Ich verstehe es so, dass die TE damit erläutern möchte, warum der Mann ungewöhnlich lange in Elternnähe gelebt hat. Natürlich kann man auch als Med.Student fern des Elternhauses leben. Oftmals ist das dann aber doch mit größeren Einschränkungen verbunden (z. B. Geld für eine Wohnung, das erst einmal vorhanden sein muss oder verdient werden müsste) und weniger bequem. Wenn er also diese Möglichkeit zu Hause genutzt hat empfinde ich das z. B. nachvollziehbar und nicht als Beleg für Unreife oder die Attributierung des Mittdreißigers als kleinem Jungen - diese Äußerung empfinde ich als anmaßend.

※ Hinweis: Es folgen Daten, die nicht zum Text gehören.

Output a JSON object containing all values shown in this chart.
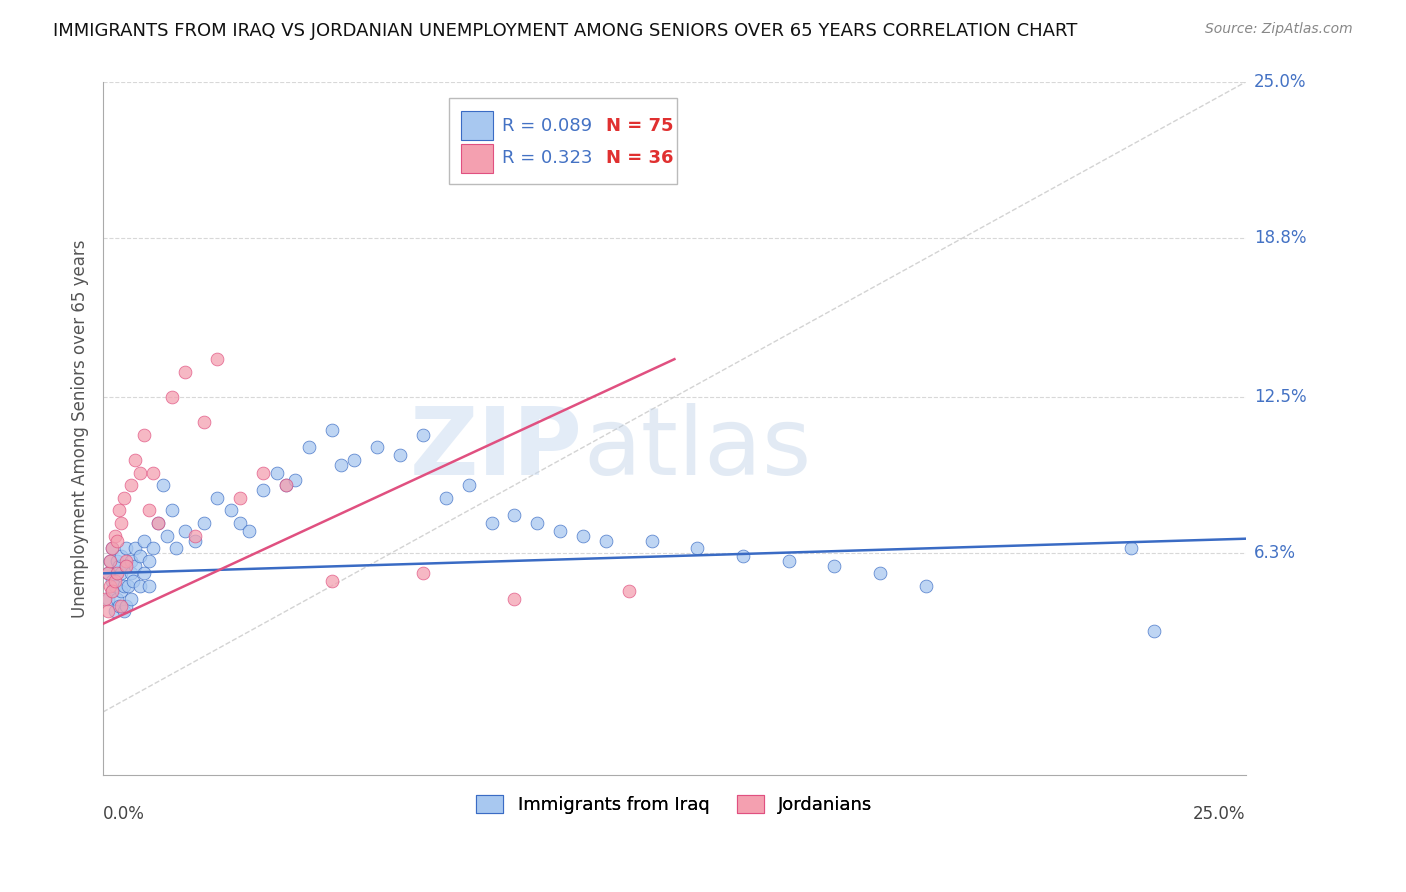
{
  "title": "IMMIGRANTS FROM IRAQ VS JORDANIAN UNEMPLOYMENT AMONG SENIORS OVER 65 YEARS CORRELATION CHART",
  "source": "Source: ZipAtlas.com",
  "xlabel_bottom_left": "0.0%",
  "xlabel_bottom_right": "25.0%",
  "ylabel_label": "Unemployment Among Seniors over 65 years",
  "ytick_labels": [
    "6.3%",
    "12.5%",
    "18.8%",
    "25.0%"
  ],
  "ytick_values": [
    6.3,
    12.5,
    18.8,
    25.0
  ],
  "xmin": 0.0,
  "xmax": 25.0,
  "ymin": -2.5,
  "ymax": 25.0,
  "legend_r1": "R = 0.089",
  "legend_n1": "N = 75",
  "legend_r2": "R = 0.323",
  "legend_n2": "N = 36",
  "color_blue": "#a8c8f0",
  "color_pink": "#f4a0b0",
  "color_blue_line": "#3a6bc4",
  "color_pink_line": "#e05080",
  "color_diag": "#c8c8c8",
  "color_axis_label": "#4472c4",
  "watermark_zip": "ZIP",
  "watermark_atlas": "atlas",
  "blue_scatter_x": [
    0.1,
    0.1,
    0.15,
    0.2,
    0.2,
    0.2,
    0.25,
    0.25,
    0.3,
    0.3,
    0.3,
    0.35,
    0.35,
    0.4,
    0.4,
    0.4,
    0.45,
    0.45,
    0.5,
    0.5,
    0.5,
    0.55,
    0.6,
    0.6,
    0.6,
    0.65,
    0.7,
    0.7,
    0.8,
    0.8,
    0.9,
    0.9,
    1.0,
    1.0,
    1.1,
    1.2,
    1.3,
    1.4,
    1.5,
    1.6,
    1.8,
    2.0,
    2.2,
    2.5,
    2.8,
    3.0,
    3.2,
    3.5,
    3.8,
    4.0,
    4.2,
    4.5,
    5.0,
    5.2,
    5.5,
    6.0,
    6.5,
    7.0,
    7.5,
    8.0,
    8.5,
    9.0,
    9.5,
    10.0,
    10.5,
    11.0,
    12.0,
    13.0,
    14.0,
    15.0,
    16.0,
    17.0,
    18.0,
    22.5,
    23.0
  ],
  "blue_scatter_y": [
    5.5,
    4.5,
    6.0,
    4.8,
    5.2,
    6.5,
    5.0,
    4.0,
    5.5,
    6.0,
    4.5,
    5.8,
    4.2,
    5.5,
    6.2,
    4.8,
    5.0,
    4.0,
    5.8,
    6.5,
    4.2,
    5.0,
    5.5,
    6.0,
    4.5,
    5.2,
    5.8,
    6.5,
    5.0,
    6.2,
    5.5,
    6.8,
    6.0,
    5.0,
    6.5,
    7.5,
    9.0,
    7.0,
    8.0,
    6.5,
    7.2,
    6.8,
    7.5,
    8.5,
    8.0,
    7.5,
    7.2,
    8.8,
    9.5,
    9.0,
    9.2,
    10.5,
    11.2,
    9.8,
    10.0,
    10.5,
    10.2,
    11.0,
    8.5,
    9.0,
    7.5,
    7.8,
    7.5,
    7.2,
    7.0,
    6.8,
    6.8,
    6.5,
    6.2,
    6.0,
    5.8,
    5.5,
    5.0,
    6.5,
    3.2
  ],
  "pink_scatter_x": [
    0.05,
    0.1,
    0.1,
    0.15,
    0.15,
    0.2,
    0.2,
    0.25,
    0.25,
    0.3,
    0.3,
    0.35,
    0.4,
    0.4,
    0.45,
    0.5,
    0.5,
    0.6,
    0.7,
    0.8,
    0.9,
    1.0,
    1.1,
    1.2,
    1.5,
    1.8,
    2.0,
    2.2,
    2.5,
    3.0,
    3.5,
    4.0,
    5.0,
    7.0,
    9.0,
    11.5
  ],
  "pink_scatter_y": [
    4.5,
    5.5,
    4.0,
    6.0,
    5.0,
    4.8,
    6.5,
    5.2,
    7.0,
    6.8,
    5.5,
    8.0,
    4.2,
    7.5,
    8.5,
    6.0,
    5.8,
    9.0,
    10.0,
    9.5,
    11.0,
    8.0,
    9.5,
    7.5,
    12.5,
    13.5,
    7.0,
    11.5,
    14.0,
    8.5,
    9.5,
    9.0,
    5.2,
    5.5,
    4.5,
    4.8
  ],
  "blue_line_x": [
    0.0,
    25.0
  ],
  "blue_line_y_intercept": 5.5,
  "blue_line_slope": 0.055,
  "pink_line_x": [
    0.0,
    12.5
  ],
  "pink_line_y_intercept": 3.5,
  "pink_line_slope": 0.84
}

Wer sich mal mit den Anforderungen eines Medizinstudiums und der Fortbildung zum Facharzt vertraut gemacht hat, wird vielleicht auch eher nachvollziehen können, warum er noch nicht viel Beziehungserfahrung hat. Und für die, die jetzt kommen mit "Ich kenne aber eine Freudin, die...": Ja, auch da gibt es wieder Gegenbeispiele. Es ist aber tatsächlich so, dass man dem Studium sehr viel unterordnen muss und nicht wenige Beziehungen daran scheitern, dass die Arbeitszeiten schlecht mit dem klassischen Beziehungsmodell zu vereinbaren sind.
Problematisch ist wohl vor allem die Mutter, die gerne eine Bilderbuchhistorie für ihren Sohn hätte - sowohl beruflich als auch bzgl. seiner Partnerwahl. Sie hat einfach die Entwicklung verpasst, dass heute vieles anders ist als früher. Vermutlich ist auch Egoismus mit dabei, dass sie gerne ein eigenes Enkelkind von Geburt an als Oma betüddeln würde. Der Bezug zu einem fremden Kind muss sich erst mal entwickeln, in der Regel gibt es auch noch eine Altfamilie (Oma &Opa ex-väterlicherseits) im Hintergrund, die diese Rolle schon zur Genüge ausfüllen. Sie sollte verstehen lernen, dass sie ihre Bedürfnisse hintenanstellen muss und es in erster Linie darum geht, dass ihr Sohn glücklich wird. Schafft sie das nicht wird sie vermutlich immer wieder versuchen, bei sich bietenden Gelegenheiten die Giftpfeile auszupacken und sie gen dich,
@Wolkenstaub zu schießen. Hier wäre wirklich dein Partner gefragt ihr zu vermitteln, dass auf diese Weise wohl keiner der Beteiligten glücklich werden kann. Sie muss lernen, sich zurückzunehmen und die Wahl ihres Sohnes zu akzeptieren.